Bahuku menghendik malas, masih dengan kedua tangan yang disibukan untuk memegang ponsel. Berusaha mengalihkan perhatian, dari ulah bocah yang sesekali bersiul, menghentak lantai, bahkan merentangkan kedua lengannya.

"Apa noona tergolong, maniak seks?" interupsi Nam Jungkook, tak pelak membuat wajahku yang sedari tadi menaruh fokus pada layar ponsel, lantas berpaling pada pria yang spontan menggigit bibir; sadar akan lolosnya lontaran pertanyaan tak sopan. Serta merta membuatku berdecih, sebelum ku putuskan untuk menggelapkan layar ponsel.

"Lalu, apa kau penguntit? lihat—bahkan tempat tinggalmu itu, sudah terlewat Jung!" cecarku yang lekas dibalas oleh acakan surainya, dengan canggung.

Iris jelaga yang sempat berotasi singkat, lantas terarah pada daun pintu, seraya menunjuk dagu, sebelum bersua, "Ahh, aku memang sengaja mengikuti noona, karena ingin bertamu ke tempat noona. Apa, tidak boleh?"

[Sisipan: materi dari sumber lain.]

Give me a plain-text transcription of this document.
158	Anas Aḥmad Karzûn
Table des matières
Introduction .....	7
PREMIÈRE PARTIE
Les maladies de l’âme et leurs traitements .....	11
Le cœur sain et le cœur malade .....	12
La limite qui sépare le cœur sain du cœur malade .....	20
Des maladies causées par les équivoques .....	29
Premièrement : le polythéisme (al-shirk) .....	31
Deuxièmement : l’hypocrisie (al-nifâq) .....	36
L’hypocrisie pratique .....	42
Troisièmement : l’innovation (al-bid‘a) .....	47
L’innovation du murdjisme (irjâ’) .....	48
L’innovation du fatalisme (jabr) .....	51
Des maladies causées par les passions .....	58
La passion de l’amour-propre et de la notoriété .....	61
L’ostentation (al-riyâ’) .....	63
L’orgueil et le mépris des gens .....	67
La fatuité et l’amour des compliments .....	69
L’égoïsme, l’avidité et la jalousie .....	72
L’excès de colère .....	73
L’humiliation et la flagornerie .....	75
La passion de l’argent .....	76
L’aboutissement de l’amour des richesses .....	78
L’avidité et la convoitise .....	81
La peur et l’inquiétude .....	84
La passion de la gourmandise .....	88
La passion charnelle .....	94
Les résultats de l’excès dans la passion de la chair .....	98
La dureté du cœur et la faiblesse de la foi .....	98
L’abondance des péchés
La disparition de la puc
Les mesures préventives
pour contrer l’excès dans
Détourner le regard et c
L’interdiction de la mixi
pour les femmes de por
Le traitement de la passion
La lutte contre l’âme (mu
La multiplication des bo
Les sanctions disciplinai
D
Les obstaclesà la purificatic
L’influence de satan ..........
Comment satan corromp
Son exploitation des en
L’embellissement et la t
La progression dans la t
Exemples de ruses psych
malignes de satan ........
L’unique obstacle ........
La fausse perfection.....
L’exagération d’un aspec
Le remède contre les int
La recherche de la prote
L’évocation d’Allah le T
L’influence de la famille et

Tak berniat menanggapi, tungkaiku kembali mengambil langkah. Sedikit acuh, meski ku dapati ia yang turut mengekoriku tanpa tau rasa malu. Rasanya ingin berteriak, juga memaki pria yang malah membuatku merasa canggung; sebab sejauh ini, tak ada satupun orang asing yang ku ijinkan untuk singgah, barang sebentar. Oh tunggu, akan ku ralat. Maksudnya; aku tak memiliki satupun teman, yang bersedia untuk mengunjungiku.

Entah alasan apa yang membawaku mendorong daun pintu, hingga mempersilahkan si pria asing menapakkan langkahnya, hingga ia bermonolog, "Tebakanku benar. Noona memang tipikal gadis simple yang begitu berbeda dengan kebanyakan gadis lain." cerocos Nam Jungkook, yang langsung saja meringsak masuk; tanpa kata permisi. Mengabaikan sang pemilik yang ia tinggal, hingga berakhir menginvasi seluruh sudut ruang dengan seenaknya.

"Aku menyukai tatanan ruang pada flat noona. Terlihat simple dan modern. Begitu sesuai dengan seleraku!" imbuh pria itu lagi. Tak pelak membuat dahiku mengernyit heran, tatkala mendapati bagaimana sikap kekanakkan yang kini ia tunjukkan. Serta merta membuatku menerka, jika ia tengah mengenakan topeng; guna menciptakan situasi nyaman dariku, agar tak lekas mengusirnya.

Hingga kekehan tertahanku nyaris saja lolos, untuk kali pertama. Tepat ketika pria itu bergerak gusar, sebelum nada canggung dari bibir merekahnya berhasil menelisik rungu. Menyisakanku yang mengangguk paham, tatkala ia mengujar, "Apa noona, tak berniat menawarkan segelas air minum untukku? Ah, rasanya haus sekali."

Sekali lagi, alisku kembali tertaut. Sedikit menelaah akan aktifitasku yang tengah menilik isian alamari pendingin, seakan tengah memilih minuman paling layak untuk di suguhkan bagi pria yang ku lirik tengah terduduk santai, dengan punggung yang ia sandarkan pada permukaan sofa.

Tidak—tak ada minuman layak, yang dapat ku suguhkan untuknya. Bahkan botol berisi air mineralpun nyaris kering, tak tersisa. Membuatku lekas menimang beberapa pilihan, sebelum satu tanganku tergerak untuk meraih dua kaleng bir dengan kadar alkohol yang tak begitu tinggi, "Aku kehabisan air mineral, dan hanya memiliki ini." interupsiku, lantas membuat Nam Jungkook turut menilik pada objek yang tengah ku tenteng, sebelum menanggapi, "Tapi—aku tak begitu kuat untuk meminum alkohol, Noona."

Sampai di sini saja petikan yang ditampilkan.